“Hidden Costs” and “Visible Anxiety” in Robotics Earnings Reports
Boom, but not without bruises
China’s robotics sector is booming on paper — and the latest crop of earnings reports make that plain. UBTech (优必选), Geek+ (极智嘉) and Yushu Technology (宇树科技) all posted double‑digit revenue growth in 2025, while venture rounds keep pouring in: it has been reported that Galaxy General (银河通用) closed a ¥2.5bn round and Songyan Power (松延动力) nearly ¥1bn in Series B. Yet the upbeat top‑line masks a more fragile reality. On the other side of the Pacific, it has been reported that several high‑profile U.S. and European robotics names have faltered — K‑Scale Labs dissolved pre‑production and open‑sourced tech with only $400,000 left on the books; Rethink Robotics and Aldebaran reportedly shuttered operations; iRobot filed for bankruptcy protection — underscoring how hard commercialization remains even for well‑known brands.
Revenue growth, but cash and profit problems
The headline numbers are eye‑catching: UBTech’s revenue rose to ¥2.001bn (up 53.3%), Geek+ ¥3.171bn (up 31.6%), and Yushu reported a 335% jump to ¥1.708bn. But profitability tells a different story. Most listed players remain loss‑making: UBTech posted a ¥790m loss, Yuejiang (越疆) showed an ¥84m net loss, and cloud‑native Yunji Technology (云迹科技) has lost more than it earned over several years. Spending is still high — combined sales, admin and R&D at UBTech topped ¥2.561bn, eclipsing its revenue — and accounts receivable are swelling. UBTech’s receivables hit ¥1.842bn, exceeding 92% of revenue, with bad‑debt provisions creeping up to ¥539m. Growth is happening, but cashflow quality and unit economics are far from settled.
From “small brain” motion to “big brain” models
A striking theme in these reports is where R&D dollars are headed. Hardware gaps are narrowing; now the race is for embodied intelligence — big models that let robots understand and act in messy, physical worlds. Yushu allocated nearly half of its IPO proceeds to embodied model development; UBTech spent over ¥500m on R&D in 2025 and plans to lift that to ¥700m in 2026, earmarking large shares for “world models” and embodied LLMs.

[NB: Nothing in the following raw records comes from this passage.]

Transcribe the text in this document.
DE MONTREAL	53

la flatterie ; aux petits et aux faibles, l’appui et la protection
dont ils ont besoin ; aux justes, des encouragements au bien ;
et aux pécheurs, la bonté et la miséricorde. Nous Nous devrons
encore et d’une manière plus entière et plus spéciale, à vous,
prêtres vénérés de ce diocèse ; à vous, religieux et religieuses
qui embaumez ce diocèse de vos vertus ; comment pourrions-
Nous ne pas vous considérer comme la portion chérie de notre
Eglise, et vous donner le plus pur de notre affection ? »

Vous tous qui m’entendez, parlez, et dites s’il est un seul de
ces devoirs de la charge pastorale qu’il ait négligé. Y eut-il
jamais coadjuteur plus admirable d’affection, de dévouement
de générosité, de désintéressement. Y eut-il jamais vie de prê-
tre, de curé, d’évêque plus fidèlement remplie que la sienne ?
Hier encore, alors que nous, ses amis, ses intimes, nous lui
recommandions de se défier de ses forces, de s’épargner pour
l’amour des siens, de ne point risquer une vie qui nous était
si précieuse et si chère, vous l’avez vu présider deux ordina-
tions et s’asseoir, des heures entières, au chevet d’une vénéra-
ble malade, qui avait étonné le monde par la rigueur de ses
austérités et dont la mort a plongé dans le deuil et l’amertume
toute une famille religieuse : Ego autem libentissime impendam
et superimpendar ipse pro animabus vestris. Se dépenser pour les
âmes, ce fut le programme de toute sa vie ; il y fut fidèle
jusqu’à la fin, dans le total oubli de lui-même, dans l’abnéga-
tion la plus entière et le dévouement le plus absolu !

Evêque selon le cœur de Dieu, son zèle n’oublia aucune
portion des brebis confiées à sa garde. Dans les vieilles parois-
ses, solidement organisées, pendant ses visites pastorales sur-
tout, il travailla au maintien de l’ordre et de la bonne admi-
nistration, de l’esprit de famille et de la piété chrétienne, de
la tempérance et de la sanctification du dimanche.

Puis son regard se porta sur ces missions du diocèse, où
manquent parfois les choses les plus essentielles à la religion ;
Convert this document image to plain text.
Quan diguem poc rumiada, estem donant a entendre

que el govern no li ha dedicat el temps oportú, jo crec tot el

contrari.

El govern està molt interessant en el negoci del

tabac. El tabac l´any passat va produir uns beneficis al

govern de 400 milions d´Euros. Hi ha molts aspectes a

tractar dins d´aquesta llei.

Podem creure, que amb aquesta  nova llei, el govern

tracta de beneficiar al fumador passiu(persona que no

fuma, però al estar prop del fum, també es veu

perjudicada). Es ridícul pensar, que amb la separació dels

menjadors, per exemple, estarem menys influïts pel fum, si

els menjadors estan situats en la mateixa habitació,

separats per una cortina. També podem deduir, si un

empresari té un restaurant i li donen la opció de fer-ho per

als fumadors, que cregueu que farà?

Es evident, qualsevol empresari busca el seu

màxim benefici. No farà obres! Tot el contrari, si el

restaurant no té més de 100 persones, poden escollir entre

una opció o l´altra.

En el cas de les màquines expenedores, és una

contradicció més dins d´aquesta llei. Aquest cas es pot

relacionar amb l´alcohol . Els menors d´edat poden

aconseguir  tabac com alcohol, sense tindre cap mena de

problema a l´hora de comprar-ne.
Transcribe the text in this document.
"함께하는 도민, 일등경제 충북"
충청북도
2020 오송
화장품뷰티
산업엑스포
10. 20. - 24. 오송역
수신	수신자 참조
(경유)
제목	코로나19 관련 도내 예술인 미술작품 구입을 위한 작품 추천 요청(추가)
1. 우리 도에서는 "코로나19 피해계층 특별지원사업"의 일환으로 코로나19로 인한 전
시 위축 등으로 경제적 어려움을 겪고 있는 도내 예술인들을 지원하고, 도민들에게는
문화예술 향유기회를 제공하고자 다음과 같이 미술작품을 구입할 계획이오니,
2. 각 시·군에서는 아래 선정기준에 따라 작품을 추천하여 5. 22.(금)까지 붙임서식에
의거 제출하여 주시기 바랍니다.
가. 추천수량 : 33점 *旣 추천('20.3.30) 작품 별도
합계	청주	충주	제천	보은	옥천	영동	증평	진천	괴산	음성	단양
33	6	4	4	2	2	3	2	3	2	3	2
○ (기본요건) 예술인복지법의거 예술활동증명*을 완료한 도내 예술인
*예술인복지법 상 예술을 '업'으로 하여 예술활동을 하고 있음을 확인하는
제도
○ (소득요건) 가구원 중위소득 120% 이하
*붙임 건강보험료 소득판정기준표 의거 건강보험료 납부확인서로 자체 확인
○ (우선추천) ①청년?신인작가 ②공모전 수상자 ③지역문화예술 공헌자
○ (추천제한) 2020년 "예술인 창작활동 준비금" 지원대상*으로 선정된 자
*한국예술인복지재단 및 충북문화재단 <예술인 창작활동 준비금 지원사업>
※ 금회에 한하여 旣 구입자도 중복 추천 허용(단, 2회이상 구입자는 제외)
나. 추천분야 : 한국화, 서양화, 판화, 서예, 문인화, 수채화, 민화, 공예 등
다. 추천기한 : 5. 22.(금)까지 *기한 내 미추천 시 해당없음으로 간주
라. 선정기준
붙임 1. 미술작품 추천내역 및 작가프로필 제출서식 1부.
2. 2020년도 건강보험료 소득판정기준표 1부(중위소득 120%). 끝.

Even profitable firms like Geek+ are setting up new units focused on these systems. Why? Because superior locomotion no longer guarantees differentiation. The harder problem is end‑to‑end semantic understanding, generalization and safe physical interaction — and that needs something mostly absent: high‑quality real‑world interaction data.
Data is the next strategic moat — and a geopolitical one
Who owns the physical interaction logs will likely decide the next phase of the race. Unlike text on the internet, embodied data — force feedback, tactile events, long visual sequences tied to precise motor commands — is expensive and hard to scale. As Yuejiang’s founder warned, industry‑useful data hours are still very limited; firms are answering differently: Yushu “buys” data via research platforms, UBTech trades real factory deployments for training data, and Yuejiang aims for scale through high unit shipments to create a data loop. This is not just a commercial contest; it has geopolitical dimensions. Cross‑border data flows, export controls and supply‑chain restrictions will shape who can assemble the multi‑modal datasets needed to train generalizable embodied models. In short: robots can now move, but can they think — and who will own the data that teaches them? The next two to three years should answer that.